Key findings from LONG SURVEY

o “Presentation, organization, and structure are more the issue, rather than any specific section”

o …Except for Labs, which are “repetitive, unorganized, not useful.”

o Redundant and repeated data (see Labs comment)

o Some unusual spread of comments, e.g., target for document size: more said 5 or 10 pages, a couple said 1 page. Also on slide 1, some said “insufficient detail” but others said “too much completeness, no clinical summary” and “minimal highlighting of key findings.”

o Data Element Relevance Chart (slide 6) important. All “Historical” items got lower scores than all “Active” items.

o Of the non-MU2-required data, the highest scores were GOALS, HEALTH CONCERNS, ASSESSMENTS, CURRENT FUNCTIONAL STATUS. The first three of these are required for MU3.

PROJECT SUGGESTIONS

I think it would be helpful to have:

  • A Project Plan to get from where we are to the conclusion (a paper ready for ballot, which I think we're targeted for the May ballot).

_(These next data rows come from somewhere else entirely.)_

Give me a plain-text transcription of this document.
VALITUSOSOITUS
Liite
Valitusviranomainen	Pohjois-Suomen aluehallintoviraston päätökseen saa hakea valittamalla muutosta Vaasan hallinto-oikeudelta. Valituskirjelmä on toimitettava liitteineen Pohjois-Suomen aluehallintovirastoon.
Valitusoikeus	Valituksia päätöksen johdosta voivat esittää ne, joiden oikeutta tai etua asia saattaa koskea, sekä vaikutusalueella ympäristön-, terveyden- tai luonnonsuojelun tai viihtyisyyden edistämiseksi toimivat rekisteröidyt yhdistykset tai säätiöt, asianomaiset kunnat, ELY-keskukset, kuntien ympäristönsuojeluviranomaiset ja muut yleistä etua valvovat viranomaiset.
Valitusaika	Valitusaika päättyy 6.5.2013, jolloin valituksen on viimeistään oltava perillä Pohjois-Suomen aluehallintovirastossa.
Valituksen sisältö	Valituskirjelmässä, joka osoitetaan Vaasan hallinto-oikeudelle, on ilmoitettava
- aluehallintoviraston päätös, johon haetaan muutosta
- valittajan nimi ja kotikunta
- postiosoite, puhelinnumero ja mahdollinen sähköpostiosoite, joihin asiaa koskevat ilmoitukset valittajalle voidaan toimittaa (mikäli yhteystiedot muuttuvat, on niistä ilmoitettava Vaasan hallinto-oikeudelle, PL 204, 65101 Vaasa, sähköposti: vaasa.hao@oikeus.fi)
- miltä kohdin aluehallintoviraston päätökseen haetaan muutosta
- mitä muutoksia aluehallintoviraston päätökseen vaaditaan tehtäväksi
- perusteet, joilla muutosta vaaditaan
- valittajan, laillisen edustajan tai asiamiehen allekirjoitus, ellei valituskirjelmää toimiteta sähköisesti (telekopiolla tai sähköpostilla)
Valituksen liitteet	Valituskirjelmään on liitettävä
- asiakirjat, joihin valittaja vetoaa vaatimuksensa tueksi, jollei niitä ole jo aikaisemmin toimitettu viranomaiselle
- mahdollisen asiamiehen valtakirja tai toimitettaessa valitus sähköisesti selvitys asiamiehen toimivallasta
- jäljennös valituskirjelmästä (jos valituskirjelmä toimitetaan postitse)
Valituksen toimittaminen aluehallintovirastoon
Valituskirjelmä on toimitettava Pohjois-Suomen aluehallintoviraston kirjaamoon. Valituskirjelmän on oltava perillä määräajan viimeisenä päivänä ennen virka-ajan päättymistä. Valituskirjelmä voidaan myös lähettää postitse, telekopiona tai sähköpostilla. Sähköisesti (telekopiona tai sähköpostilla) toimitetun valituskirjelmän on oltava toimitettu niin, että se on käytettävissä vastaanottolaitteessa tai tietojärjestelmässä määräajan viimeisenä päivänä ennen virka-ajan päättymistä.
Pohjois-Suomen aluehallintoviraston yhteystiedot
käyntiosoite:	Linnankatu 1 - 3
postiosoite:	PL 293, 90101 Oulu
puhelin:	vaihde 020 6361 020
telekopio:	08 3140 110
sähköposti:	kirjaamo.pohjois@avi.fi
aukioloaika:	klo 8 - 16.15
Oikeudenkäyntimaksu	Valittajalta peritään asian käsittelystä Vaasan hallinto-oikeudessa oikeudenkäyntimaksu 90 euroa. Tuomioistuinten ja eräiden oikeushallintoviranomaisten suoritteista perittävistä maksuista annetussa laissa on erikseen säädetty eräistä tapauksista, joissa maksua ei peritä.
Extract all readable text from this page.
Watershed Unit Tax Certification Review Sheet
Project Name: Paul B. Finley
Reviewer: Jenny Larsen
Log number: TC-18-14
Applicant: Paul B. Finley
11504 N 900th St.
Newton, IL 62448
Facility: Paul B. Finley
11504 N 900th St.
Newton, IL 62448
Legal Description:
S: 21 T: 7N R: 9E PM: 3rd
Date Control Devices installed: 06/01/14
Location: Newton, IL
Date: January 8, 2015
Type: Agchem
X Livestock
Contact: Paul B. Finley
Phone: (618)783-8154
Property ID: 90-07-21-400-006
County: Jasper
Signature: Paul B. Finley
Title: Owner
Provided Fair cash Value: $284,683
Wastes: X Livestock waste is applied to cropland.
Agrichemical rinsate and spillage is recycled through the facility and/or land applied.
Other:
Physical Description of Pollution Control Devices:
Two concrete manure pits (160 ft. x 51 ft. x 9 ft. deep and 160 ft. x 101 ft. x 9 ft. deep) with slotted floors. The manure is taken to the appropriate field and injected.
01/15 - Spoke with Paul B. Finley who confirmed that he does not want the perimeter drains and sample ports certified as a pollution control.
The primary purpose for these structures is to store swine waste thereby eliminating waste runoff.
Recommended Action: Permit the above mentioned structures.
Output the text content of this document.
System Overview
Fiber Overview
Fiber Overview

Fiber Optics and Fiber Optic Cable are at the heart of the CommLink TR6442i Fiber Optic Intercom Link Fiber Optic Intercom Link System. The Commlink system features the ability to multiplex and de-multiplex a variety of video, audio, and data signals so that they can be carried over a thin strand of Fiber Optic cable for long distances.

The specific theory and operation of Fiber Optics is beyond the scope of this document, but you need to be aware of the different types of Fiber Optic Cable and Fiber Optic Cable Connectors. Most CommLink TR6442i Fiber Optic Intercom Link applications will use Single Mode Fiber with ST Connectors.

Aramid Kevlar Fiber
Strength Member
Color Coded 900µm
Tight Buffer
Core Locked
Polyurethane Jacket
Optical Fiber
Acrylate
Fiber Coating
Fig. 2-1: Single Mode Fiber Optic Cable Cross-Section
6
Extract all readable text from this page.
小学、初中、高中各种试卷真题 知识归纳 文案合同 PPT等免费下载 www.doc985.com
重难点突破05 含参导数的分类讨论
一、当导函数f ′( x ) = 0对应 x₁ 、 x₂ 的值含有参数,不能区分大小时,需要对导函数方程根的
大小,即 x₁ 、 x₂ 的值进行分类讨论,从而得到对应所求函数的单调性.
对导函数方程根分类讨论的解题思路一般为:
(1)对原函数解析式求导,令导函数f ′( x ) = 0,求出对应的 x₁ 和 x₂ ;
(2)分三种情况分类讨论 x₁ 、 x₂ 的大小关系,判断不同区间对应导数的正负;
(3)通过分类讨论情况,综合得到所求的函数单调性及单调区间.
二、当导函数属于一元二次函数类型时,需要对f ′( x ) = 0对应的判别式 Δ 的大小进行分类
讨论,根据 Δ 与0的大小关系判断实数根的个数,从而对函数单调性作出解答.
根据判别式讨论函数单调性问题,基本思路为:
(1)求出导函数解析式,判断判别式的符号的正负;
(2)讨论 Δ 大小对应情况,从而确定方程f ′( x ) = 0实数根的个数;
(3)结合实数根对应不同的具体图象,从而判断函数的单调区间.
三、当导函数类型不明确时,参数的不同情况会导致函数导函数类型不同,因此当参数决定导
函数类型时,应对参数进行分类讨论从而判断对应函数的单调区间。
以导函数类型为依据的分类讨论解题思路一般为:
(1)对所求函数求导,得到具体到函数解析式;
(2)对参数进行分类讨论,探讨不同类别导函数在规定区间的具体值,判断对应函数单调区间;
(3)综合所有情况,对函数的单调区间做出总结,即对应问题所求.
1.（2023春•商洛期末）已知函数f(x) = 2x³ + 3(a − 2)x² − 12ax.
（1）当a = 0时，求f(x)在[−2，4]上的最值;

We'd need to work backward from the deadlines (whatever they are) to make sure we have enough time and resources to do that.
  • Longer call time (60 minutes) at least for the next few weeks. 30 minutes was fine for quick status updates, but not for the substantive work of coming up with recommendations.
  • Discussion on on how RnP findings might be factored into the C-CDA Companion Guide project that Jean Duteau is leading. It seems very relevant and pertinent to the Companion Guide, although the RnP is based on experience in MU Stage 2 based on C-CDA 1.1 not 2.1. Nevertheless, the principles and survey results should be applicable to both Stage 2 or Stage 3.